Veterans are particularly sought after by domestic terrorist groups because of their skillsets – tactical knowledge, connections, communication and weapons skills, among others, he and other experts said. The veterans can be vulnerable targets, particularly as they transition back to civilian life, searching for a sense of purpose or feeling betrayed by the government.
Cynthia Miller-Idriss of American University said that terrorist organizations seek to convert a feeling of betrayal by the government into violence that is framed as a “heroic action of patriotism for the ‘true nation.’”
That 10% of domestic terror since 2015 had links to veterans while they only make up around 6% of the population means that veteran recruitment must be taken seriously, retired Marine Corps Lt. Col. Joe Plenzler said.
“The threats are real and we are all at risk,” he said. “They breached the security of this building and hunted. They hunted for you.”
In an interview later, he said that while active-duty service members with extremist beliefs can be relatively easily weeded out in the hierarchical structure of the military, but among the 18 million veterans in the U.S., a patchwork of agencies and organizations have to do that work.
Domestic terrorism has been on the rise since the mid-2010s, data from the Center for Strategic and International Studies shows, reaching its highest point in 2020 since 1994, when the data collection began. Numbers for 2021 will soon be made available, Seth Jones of CSIS said. There has also been a recent increase in the number of attacks and plots by active-duty and reserve personnel, he added. “The percentage is growing, which is a concern for us.”
Some Republican committee members took issue with holding the hearing. Rep. Jim Banks, R-Ind., said it was “offensive” that Chairman Rep. Mark Takano, D.-Calif., considered himself the person who would “save the veterans” and accused Democrats of seeing veterans as broken people and extremists. He questioned the impartiality and authority of the witnesses, including Miller-Idriss, for an old Twitter post linking meat consumption to extremism, and the IAVA’s Butler, who had been invited to testify the senior Republican on the committee, Rep. Mike Bost, R-Ill.
“Frankly, sir, this is the problem,” Butler countered. “The questions you are asking are part of the problem here. We are using lies … to avoid addressing the real issues this country is facing.”
In an interview later, Plenzler said he “whole-heartedly” agreed with Butler’s criticism of politically motivated questioning.
Rep.

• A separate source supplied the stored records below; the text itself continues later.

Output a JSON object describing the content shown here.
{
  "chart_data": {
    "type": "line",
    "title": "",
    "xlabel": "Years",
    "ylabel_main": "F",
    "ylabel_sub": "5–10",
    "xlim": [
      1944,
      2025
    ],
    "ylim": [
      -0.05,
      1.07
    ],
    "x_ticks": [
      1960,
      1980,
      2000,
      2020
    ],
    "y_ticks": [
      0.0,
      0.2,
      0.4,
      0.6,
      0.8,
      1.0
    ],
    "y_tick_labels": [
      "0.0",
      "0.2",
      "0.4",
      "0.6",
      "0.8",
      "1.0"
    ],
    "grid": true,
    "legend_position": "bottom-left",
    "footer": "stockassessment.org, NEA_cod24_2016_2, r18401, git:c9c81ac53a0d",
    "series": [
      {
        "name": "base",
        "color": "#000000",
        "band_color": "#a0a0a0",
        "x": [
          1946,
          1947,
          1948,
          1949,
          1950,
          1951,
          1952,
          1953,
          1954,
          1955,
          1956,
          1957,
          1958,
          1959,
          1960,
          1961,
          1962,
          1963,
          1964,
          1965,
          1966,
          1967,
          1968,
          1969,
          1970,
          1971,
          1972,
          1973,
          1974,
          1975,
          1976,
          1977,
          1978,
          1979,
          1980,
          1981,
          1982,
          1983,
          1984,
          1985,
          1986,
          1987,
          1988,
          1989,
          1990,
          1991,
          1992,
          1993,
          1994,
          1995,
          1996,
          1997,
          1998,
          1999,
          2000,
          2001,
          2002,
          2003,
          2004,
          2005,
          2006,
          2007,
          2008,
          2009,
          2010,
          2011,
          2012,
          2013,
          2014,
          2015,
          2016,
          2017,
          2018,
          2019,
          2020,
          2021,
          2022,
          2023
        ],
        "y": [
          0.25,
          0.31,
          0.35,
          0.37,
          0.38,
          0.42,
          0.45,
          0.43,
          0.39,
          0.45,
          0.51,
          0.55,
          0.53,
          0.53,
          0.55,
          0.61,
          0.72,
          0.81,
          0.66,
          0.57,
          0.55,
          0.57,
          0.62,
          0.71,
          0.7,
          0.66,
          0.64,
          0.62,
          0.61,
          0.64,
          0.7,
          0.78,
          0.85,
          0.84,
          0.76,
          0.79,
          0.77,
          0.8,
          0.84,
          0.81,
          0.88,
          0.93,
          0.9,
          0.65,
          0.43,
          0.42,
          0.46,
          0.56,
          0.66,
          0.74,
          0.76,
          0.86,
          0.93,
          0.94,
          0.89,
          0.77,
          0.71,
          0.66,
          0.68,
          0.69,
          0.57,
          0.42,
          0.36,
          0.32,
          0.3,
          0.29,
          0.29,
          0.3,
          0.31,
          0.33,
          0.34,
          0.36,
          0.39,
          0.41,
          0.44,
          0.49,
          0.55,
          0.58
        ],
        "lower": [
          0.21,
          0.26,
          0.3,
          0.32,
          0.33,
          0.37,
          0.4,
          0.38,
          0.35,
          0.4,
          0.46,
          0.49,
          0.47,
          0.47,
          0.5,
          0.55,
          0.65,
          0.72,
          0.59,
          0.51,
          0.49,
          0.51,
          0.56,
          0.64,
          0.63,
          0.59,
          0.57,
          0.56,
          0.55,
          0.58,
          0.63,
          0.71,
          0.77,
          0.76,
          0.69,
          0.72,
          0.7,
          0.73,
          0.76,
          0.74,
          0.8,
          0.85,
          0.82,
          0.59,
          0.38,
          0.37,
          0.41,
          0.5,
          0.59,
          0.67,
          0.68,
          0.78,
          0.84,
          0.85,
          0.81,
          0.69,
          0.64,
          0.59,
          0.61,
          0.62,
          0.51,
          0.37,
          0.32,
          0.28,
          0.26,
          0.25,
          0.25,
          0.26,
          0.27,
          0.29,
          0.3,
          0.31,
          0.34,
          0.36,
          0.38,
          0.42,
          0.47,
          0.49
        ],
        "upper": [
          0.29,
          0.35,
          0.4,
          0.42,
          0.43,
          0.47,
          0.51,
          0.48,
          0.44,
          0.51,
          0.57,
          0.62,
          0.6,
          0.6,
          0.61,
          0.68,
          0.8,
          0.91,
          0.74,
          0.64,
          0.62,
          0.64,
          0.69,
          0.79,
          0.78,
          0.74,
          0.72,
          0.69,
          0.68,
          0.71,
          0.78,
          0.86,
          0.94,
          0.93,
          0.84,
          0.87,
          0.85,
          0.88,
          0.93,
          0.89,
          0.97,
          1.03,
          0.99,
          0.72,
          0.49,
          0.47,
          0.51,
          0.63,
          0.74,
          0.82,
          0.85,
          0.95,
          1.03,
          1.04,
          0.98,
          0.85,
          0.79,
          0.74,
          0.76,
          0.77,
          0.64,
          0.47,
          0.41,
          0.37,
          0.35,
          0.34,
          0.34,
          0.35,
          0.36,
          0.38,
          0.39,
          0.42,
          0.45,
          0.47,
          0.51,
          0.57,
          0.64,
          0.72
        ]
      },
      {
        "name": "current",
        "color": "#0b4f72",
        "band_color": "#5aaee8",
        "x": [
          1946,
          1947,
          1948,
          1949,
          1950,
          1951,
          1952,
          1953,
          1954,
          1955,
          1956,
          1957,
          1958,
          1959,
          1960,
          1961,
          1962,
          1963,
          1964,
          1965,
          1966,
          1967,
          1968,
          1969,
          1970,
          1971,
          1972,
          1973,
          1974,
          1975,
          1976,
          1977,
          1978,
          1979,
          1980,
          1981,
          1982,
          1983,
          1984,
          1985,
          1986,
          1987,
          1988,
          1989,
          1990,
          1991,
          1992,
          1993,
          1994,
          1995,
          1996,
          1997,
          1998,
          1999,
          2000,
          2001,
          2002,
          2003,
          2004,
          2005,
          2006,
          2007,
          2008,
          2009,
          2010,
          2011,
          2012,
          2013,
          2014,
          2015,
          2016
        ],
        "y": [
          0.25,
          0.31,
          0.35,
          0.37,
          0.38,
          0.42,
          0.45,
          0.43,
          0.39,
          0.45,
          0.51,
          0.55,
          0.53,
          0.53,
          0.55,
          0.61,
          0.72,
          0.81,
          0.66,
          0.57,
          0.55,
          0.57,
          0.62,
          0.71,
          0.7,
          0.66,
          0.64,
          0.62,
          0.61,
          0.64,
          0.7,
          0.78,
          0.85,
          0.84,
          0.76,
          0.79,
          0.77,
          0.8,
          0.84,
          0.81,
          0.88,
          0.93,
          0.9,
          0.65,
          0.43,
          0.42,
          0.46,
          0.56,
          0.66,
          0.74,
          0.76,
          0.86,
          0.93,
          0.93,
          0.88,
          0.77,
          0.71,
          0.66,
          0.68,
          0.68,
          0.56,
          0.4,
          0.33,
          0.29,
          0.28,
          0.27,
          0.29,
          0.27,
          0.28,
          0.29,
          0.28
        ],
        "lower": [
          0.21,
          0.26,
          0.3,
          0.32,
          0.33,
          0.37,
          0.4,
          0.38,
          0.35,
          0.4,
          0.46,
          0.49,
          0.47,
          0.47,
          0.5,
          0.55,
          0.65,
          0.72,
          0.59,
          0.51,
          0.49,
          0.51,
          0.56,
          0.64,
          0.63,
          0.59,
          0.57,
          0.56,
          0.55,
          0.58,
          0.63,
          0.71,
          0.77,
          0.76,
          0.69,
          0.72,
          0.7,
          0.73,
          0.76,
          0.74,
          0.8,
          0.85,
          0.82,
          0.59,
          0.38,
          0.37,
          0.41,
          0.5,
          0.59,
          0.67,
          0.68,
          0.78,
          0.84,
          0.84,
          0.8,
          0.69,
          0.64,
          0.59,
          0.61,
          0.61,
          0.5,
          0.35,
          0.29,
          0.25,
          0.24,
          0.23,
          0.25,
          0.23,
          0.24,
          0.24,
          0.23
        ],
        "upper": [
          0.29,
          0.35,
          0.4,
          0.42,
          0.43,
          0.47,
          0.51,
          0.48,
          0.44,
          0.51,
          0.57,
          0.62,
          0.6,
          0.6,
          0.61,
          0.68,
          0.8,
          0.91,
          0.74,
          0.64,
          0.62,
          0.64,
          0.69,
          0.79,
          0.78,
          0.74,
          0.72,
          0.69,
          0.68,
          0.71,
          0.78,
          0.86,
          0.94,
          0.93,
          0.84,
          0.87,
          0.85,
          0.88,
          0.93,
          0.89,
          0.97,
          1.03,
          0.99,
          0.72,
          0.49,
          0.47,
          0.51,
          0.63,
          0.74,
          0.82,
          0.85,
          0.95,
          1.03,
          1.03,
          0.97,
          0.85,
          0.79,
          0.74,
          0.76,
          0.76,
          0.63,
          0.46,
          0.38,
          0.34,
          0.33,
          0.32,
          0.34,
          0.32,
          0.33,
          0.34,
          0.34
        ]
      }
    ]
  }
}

Matt Rosendale, R.-Md., pressed the experts to equate the actions of the Jan. 6 insurrection with those of Black Lives Matter protesters last summer, a line of questioning that was quickly shut down by Plenzler. “It’s one thing if someone burns down a Walmart, another … if someone attacks the nation’s Capitol,” he said. One was an attack on commerce, the other “an attack on the Constitution.”
According to Plenzler, 71 of the people arrested in relation with the insurrection had military ties. “The light is blinking red on the dashboard, so we need to look under the hood and investigate this,” he said.
While some approaches to tackling violent extremism among vets were outlined by the experts – including involvement in civilian society, smoothing out their transition and briefing them on potential recruitment efforts by extremist organizations – Jones of CSIS concluded that “there are a lot of questions we don’t necessarily know yet (but need to be answered) before we can help veterans.”